Inflammatory Bowel Disease Biomarkers of Human Gut Microbiota Selected
via Ensemble Feature Selection Methods
- URL: http://arxiv.org/abs/2001.03019v1
- Date: Wed, 8 Jan 2020 13:17:26 GMT
- Title: Inflammatory Bowel Disease Biomarkers of Human Gut Microbiota Selected
via Ensemble Feature Selection Methods
- Authors: Hilal Hacilar, O.Ufuk Nalbantoglu, Oya Aran, Burcu Bakir-Gungor
- Abstract summary: Inflammatory Bowel Diseases (IBD), diabetes, and cancer can cause several diseases such as Inflammatory Bowel Diseases (IBD), diabetes, and cancer.
IBD, is a gut related disorder where the deviations from the healthy gut microbiome are considered to be associated with IBD.
This study utilizes both supervised and unsupervised machine learning algorithms to generate a classification model that aids IBD diagnosis.
- Score: 0.0
- License: http://creativecommons.org/licenses/by/4.0/
- Abstract: The tremendous boost in the next generation sequencing and in the omics
technologies makes it possible to characterize human gut microbiome (the
collective genomes of the microbial community that reside in our
gastrointestinal tract). While some of these microorganisms are considered as
essential regulators of our immune system, some others can cause several
diseases such as Inflammatory Bowel Diseases (IBD), diabetes, and cancer. IBD,
is a gut related disorder where the deviations from the healthy gut microbiome
are considered to be associated with IBD. Although existing studies attempt to
unveal the composition of the gut microbiome in relation to IBD diseases, a
comprehensive picture is far from being complete. Due to the complexity of
metagenomic studies, the applications of the state of the art machine learning
techniques became popular to address a wide range of questions in the field of
metagenomic data analysis. In this regard, using IBD associated metagenomics
dataset, this study utilizes both supervised and unsupervised machine learning
algorithms, i) to generate a classification model that aids IBD diagnosis, ii)

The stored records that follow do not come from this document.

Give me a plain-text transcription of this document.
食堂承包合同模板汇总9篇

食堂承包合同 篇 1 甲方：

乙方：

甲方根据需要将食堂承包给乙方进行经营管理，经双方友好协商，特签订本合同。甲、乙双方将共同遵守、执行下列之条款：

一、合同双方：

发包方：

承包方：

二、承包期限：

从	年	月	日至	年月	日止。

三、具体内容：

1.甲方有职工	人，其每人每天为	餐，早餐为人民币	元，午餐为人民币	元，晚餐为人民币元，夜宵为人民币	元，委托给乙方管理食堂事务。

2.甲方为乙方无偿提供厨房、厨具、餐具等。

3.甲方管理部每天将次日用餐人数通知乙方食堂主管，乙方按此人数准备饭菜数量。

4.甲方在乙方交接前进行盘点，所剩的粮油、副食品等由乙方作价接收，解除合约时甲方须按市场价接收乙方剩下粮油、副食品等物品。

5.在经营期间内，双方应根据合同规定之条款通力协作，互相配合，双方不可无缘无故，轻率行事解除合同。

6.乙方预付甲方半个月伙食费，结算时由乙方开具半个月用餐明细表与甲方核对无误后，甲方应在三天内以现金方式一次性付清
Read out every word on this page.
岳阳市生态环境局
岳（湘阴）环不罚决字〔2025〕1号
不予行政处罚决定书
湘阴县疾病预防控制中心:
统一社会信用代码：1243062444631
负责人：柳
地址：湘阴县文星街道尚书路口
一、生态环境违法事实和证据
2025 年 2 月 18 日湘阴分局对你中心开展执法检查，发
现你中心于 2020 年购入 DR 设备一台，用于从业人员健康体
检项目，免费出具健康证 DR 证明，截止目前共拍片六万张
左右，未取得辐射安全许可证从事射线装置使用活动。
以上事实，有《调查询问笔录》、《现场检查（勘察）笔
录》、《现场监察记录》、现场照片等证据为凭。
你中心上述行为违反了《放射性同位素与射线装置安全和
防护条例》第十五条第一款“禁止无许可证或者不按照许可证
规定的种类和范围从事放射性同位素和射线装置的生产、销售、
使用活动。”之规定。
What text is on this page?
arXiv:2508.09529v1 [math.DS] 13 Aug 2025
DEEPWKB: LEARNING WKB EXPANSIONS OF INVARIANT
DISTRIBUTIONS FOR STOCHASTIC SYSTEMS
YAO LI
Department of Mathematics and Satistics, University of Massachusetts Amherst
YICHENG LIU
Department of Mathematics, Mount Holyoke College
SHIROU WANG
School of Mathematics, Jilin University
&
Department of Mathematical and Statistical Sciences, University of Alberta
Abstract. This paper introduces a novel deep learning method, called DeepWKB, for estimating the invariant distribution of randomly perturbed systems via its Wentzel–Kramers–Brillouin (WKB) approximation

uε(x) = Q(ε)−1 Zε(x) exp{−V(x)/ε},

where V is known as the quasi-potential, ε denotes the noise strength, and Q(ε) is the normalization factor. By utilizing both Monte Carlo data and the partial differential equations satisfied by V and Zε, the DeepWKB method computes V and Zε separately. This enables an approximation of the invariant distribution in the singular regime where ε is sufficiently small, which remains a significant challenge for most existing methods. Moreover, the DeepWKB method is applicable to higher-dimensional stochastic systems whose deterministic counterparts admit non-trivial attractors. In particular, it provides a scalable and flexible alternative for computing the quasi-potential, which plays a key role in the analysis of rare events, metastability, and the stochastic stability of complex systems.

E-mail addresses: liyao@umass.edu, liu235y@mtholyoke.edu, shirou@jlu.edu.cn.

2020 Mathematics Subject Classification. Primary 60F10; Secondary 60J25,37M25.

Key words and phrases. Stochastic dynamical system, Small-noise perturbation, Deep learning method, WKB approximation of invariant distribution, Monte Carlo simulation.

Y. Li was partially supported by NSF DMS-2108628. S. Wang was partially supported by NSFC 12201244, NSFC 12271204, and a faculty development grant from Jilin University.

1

to discover IBD associated biomarkers, iii) to find subgroups of IBD patients
using k means and hierarchical clustering. To deal with the high dimensionality
of features, we applied robust feature selection algorithms such as Conditional
Mutual Information Maximization (CMIM), Fast Correlation Based Filter (FCBF),
min redundancy max relevance (mRMR) and Extreme Gradient Boosting (XGBoost). In
our experiments with 10 fold cross validation, XGBoost had a considerable
effect in terms of minimizing the microbiota used for the diagnosis of IBD and
thus reducing the cost and time. We observed that compared to the single
classifiers, ensemble methods such as kNN and logitboost resulted in better
performance measures for the classification of IBD.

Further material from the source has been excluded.